While Democrats may be confident in their chances at the Senate level, across the country, the gubernatorial map is in flux. A dozen seats are on the line, including contests in Missouri, Indiana, New Hampshire and North Carolina that are taking place alongside competitive Senate races. Montana Gov. Steve Bullock, Missouri Attorney General Chris Koster and West Virginia Democrat Jim Justice are in tight races as they defend against Republican efforts to retake residency of the governor’s mansions.

A state that produced the likes of independent Sen. Bernie Sanders and former Gov. Howard Dean, who once chaired the Democratic National Committee, could elect a Republican governor for the first time since 2008. Once a reliably red state at the gubernatorial level, Vermont has seesawed between the two parties since 1962. This year is no different, with Democratic Gov. Peter Shumlin leaving after three two-year terms.

Former state Transportation Secretary Sue Minter is carrying the Democratic mantle against the incumbent lieutenant governor, Republican Phil Scott. With Sanders, the state’s popular senator, largely off the trail for Minter, and some frustration with Minter among voters, Scott has led polls there and could give Republicans a once-unexpected victory on election night.

4. How Two Unexpectedly Vulnerable Congressmen Fare

Re-election was not supposed to be hard for Reps. Darrell Issa and John Mica, two long-serving Republicans who hail from relatively safe Republican districts.

Issa – as former House Oversight chairman a fierce critic of President Obama throughout much of his presidency – is now attempting to play up his bipartisan work with the lame-duck president. He’s also struck a more congenial tone recently when speaking about a potential Hillary Clinton presidency.

Democrats have spent millions in effort to defeat Issa, Congress’ wealthiest member, and instead elect veteran Doug Applegate. Though it has been tighter in presidential election years, Issa has typically won with about 60 percent of the vote.

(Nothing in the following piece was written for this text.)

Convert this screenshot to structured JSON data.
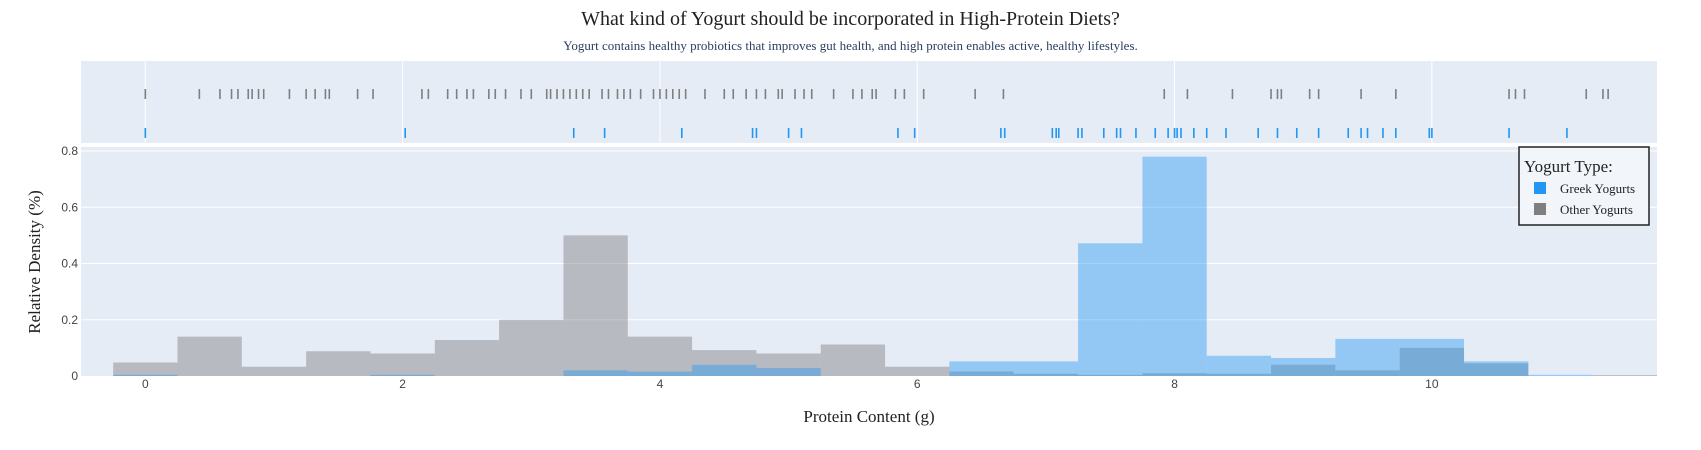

His rivals are banking on voters in his well-educated, and rather wealthy, district to be motivated to vote by the presidential race rather than the congressional contest, a move they think will benefit Applegate.

Mica faces a similar problem, augmented by redistricting that has altered his suburban Orlando district. Since he was first elected in 1992, Mica – like Issa – has received about (or more than) 60 percent of the vote each time. Democrats have gone all in for Stephanie Murphy, a former national security specialist who entered the race after the shootings at the Pulse nightclub.

5. How Two House Freshmen Facing Presidential Headwinds Will Fare

Halfway across the country, Democratic Rep. Brad Ashford of Nebraska might be feeling something similar to the pressure on Republican Rep. Bruce Poliquin of Maine. Elected in 2014, both are defending their seats – both of which were won by the opposing party’s presidential candidate in 2012 – for the first time.

This year, both districts have also been targets for Clinton and Trump because both of their states award presidential electors based on the winners of each congressional district.

Though Trump has repeatedly campaigned in Maine’s 2nd District, Poloquin has refused to say who he supports for president. His Democratic rival, former state lawmaker Emily Cain, who he beat in 2014’s open contest, has hammered him for sitting on the fence while she has endorsed Clinton.

Meanwhile, as Clinton made her way through Omaha, Neb., earlier this year, Ashford, who supports her campaign, was out of the country. His Republican rival, Don Bacon, a veteran, was embraced by national Republicans early in an effort to knock off Ashford, one of the House’s few remaining “Blue Dog” moderates.